New Castle ponders: New gas station and demolish buildings?

Some community members don't want to see two properties in the North Hill Historic District torn down

A New Castle neighborhood is wrestling with this question: Preserve two pieces of neighborhood history or allow a Speedway gas station to move in and help the economy?

NEW CASTLE, Pa. (WKBN) – A New Castle neighborhood is wrestling with this question: Preserve two pieces of neighborhood history or allow a Speedway gas station to move in and help the economy?

Audrey Przybylski and her sister are against the Speedway being built in New Castle’s North Hill Historic District, simply because they don’t want to lose the historic pieces of property — a house and a funeral home that have been standing since the 1880’s.

“A lot of people are proud of the North Hill Historic District,” Audrey Pryzbylski said. “We have a city with rising crime, with rising drugs, so this is something positive for the community.”

Not everyone agrees.

“I feel they should come down,” said Kathy Hall, a New Castle resident. “People in this town really need work.”

Another resident, Albert Nixon, said, “Get out the way and let some business come into this town. This town really needs it.”

Pryzbylski said that if the community really wants a gas station, it should go elsewhere.

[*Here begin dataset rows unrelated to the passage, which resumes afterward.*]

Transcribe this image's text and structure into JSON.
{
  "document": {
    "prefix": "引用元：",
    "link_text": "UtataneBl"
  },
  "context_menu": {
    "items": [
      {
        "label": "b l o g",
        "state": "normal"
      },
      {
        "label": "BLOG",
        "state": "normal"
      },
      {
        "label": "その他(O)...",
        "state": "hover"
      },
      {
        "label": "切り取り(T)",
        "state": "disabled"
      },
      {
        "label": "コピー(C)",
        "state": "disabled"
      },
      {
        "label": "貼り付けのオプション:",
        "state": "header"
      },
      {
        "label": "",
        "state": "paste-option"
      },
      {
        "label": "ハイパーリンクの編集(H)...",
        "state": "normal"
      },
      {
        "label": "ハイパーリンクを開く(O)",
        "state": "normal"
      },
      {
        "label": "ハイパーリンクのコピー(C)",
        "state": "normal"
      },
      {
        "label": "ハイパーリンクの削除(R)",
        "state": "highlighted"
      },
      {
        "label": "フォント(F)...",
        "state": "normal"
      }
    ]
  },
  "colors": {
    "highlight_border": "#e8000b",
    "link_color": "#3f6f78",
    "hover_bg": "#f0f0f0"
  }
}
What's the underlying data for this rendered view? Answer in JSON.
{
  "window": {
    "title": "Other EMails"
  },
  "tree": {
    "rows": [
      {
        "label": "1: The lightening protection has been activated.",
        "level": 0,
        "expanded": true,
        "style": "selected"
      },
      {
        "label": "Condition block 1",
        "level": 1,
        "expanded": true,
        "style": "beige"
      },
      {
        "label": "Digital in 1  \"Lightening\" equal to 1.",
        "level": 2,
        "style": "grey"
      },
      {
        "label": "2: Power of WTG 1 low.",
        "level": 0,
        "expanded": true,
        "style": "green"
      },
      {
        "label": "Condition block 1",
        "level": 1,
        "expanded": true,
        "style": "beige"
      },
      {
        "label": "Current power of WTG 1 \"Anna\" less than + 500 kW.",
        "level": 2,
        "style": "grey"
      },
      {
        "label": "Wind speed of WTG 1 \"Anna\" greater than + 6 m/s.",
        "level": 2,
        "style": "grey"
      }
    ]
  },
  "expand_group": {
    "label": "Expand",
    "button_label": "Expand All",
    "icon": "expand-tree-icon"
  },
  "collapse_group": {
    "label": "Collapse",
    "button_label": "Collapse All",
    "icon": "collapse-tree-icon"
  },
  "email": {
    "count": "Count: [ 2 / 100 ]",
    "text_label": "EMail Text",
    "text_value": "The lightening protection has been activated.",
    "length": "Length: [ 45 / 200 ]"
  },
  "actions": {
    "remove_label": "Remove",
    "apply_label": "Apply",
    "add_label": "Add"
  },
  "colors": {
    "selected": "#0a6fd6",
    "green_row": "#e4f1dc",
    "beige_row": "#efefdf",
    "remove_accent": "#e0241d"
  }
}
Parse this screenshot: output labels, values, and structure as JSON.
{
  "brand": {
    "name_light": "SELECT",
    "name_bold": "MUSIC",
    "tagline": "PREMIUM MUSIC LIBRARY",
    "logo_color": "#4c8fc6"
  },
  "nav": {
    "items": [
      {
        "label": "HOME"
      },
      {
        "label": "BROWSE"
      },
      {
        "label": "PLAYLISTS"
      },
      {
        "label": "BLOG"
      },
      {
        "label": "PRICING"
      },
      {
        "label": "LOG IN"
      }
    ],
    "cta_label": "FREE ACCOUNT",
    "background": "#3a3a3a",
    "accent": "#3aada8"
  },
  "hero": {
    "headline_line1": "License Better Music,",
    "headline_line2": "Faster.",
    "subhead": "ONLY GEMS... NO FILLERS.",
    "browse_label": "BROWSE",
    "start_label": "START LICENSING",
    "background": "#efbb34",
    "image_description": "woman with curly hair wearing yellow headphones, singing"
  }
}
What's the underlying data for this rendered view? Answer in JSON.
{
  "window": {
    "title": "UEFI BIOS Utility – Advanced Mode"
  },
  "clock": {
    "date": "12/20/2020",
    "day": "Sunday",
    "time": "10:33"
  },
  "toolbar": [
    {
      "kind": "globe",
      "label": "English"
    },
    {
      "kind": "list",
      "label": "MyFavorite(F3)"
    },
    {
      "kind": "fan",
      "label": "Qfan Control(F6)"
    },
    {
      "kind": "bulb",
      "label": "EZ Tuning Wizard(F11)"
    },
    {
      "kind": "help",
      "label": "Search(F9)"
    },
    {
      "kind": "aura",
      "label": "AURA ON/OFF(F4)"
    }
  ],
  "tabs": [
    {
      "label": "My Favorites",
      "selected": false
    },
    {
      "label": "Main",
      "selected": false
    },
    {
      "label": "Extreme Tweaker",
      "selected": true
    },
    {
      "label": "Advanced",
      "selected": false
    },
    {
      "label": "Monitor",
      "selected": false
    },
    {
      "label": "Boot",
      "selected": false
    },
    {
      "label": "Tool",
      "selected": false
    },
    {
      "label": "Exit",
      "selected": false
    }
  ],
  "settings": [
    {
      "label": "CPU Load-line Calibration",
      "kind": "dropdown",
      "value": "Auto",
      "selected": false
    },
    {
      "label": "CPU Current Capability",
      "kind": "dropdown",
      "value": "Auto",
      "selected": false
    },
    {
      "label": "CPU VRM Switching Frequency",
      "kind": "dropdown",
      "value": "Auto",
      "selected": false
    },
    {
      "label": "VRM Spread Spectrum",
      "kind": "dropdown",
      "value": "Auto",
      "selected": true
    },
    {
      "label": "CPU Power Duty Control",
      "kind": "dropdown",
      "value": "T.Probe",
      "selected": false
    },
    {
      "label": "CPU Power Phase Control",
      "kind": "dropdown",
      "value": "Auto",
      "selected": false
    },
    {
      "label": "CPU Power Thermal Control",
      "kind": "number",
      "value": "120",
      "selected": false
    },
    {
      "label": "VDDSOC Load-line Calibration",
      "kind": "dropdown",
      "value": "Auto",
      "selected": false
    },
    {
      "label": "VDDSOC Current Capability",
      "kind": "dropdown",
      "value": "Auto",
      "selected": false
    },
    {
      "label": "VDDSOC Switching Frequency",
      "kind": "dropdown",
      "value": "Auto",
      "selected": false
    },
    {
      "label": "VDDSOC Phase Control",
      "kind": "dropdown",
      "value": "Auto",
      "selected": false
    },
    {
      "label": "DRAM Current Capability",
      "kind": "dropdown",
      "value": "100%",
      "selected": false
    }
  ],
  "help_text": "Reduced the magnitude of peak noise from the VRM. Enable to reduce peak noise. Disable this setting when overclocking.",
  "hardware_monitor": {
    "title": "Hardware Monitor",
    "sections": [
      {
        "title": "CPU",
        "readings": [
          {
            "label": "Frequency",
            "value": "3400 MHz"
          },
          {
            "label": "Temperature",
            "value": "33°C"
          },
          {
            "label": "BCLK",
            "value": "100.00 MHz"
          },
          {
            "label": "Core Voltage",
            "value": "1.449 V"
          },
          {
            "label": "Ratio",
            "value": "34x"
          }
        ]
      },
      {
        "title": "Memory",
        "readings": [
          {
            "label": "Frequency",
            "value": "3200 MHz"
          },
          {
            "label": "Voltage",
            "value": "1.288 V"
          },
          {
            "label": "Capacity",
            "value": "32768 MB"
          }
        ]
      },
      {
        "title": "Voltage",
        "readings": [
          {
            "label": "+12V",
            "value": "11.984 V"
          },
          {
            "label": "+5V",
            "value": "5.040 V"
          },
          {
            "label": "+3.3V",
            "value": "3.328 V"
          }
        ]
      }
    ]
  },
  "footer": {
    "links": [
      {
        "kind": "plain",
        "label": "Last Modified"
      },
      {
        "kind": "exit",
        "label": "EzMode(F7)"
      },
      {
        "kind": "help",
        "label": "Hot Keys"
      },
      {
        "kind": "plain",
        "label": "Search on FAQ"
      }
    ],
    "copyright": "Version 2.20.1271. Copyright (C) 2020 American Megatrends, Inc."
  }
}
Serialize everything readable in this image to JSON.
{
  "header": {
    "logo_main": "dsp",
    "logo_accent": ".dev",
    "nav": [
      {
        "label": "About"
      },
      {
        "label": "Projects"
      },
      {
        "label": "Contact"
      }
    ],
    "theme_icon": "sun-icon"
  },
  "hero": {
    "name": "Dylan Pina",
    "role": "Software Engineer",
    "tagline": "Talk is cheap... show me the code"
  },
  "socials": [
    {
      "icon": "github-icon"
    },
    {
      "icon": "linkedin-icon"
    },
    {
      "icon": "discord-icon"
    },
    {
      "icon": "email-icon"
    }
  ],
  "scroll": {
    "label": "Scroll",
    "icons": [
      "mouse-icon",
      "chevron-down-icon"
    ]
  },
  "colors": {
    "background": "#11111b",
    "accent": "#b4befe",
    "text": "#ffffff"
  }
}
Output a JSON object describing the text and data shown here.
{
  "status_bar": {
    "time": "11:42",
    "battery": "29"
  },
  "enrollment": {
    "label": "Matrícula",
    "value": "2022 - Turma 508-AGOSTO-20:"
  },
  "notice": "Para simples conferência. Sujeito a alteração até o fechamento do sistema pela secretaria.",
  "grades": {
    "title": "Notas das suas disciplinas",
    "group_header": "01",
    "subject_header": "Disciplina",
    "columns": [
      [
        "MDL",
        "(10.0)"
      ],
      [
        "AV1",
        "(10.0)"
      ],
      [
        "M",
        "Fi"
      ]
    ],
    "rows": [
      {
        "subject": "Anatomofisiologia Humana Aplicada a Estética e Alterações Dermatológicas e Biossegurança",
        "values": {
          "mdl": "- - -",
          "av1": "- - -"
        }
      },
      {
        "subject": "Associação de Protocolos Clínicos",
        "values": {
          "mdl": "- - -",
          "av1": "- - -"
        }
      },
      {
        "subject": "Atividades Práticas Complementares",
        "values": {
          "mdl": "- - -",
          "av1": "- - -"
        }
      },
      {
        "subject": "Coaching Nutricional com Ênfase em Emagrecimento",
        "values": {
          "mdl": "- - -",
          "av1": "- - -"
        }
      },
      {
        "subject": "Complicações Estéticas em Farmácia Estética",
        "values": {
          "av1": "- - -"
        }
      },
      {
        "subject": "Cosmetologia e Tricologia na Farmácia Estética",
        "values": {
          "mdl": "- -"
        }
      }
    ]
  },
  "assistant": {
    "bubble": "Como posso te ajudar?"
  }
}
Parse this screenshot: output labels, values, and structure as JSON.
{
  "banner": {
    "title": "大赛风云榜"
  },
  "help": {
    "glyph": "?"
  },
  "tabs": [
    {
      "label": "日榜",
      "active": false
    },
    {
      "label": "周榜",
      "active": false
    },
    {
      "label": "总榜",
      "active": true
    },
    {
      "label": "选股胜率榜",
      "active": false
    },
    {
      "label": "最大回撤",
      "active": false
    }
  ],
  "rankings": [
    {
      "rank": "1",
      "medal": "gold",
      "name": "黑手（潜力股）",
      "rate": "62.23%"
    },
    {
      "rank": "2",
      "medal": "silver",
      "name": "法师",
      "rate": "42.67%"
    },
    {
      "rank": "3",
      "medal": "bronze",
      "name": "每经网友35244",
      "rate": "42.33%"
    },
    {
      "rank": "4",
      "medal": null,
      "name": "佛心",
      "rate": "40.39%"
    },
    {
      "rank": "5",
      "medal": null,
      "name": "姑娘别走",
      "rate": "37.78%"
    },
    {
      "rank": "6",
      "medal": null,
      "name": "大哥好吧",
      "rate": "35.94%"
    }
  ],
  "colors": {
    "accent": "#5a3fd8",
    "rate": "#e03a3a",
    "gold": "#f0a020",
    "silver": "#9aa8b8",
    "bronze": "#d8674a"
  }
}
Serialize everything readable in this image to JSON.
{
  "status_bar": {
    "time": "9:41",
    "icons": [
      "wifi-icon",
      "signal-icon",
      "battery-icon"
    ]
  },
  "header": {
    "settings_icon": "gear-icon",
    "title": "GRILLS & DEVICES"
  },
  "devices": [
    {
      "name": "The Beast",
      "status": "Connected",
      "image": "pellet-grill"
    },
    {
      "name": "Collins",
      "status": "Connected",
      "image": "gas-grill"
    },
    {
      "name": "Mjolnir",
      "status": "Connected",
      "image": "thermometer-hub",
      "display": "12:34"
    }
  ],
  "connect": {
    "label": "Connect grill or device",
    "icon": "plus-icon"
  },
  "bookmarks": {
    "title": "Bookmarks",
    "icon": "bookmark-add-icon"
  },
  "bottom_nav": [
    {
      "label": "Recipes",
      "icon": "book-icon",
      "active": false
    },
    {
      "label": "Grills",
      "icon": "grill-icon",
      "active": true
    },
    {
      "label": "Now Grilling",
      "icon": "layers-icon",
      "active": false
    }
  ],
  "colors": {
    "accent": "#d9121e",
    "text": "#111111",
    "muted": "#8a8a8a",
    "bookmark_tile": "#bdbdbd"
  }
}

“The gas station can be located in many locations,” she said. “We don’t need to put a gas station in the North Hill Historic District in the downtown overlay.”

But others argue that these particular homes are in no great shape.

“I heard someone wanted to try and move the red house,” Hall said. “To wherever. It will probably fall apart if they try.”

Pryzbylski said it’s about more than just the two properties.

“This is about the whole Historic District and the downtown overlay,” she said. “Because if they go ahead and ignore this, then that means that they can tear down anything they want.”

But many in the community think otherwise.

“Quit being afraid of change,” Nixon said. “Change has to come in order for things to thrive.”

WKBN reached out to the owners of the two buildings. We could not get ahold of one owner, while the other declined to comment.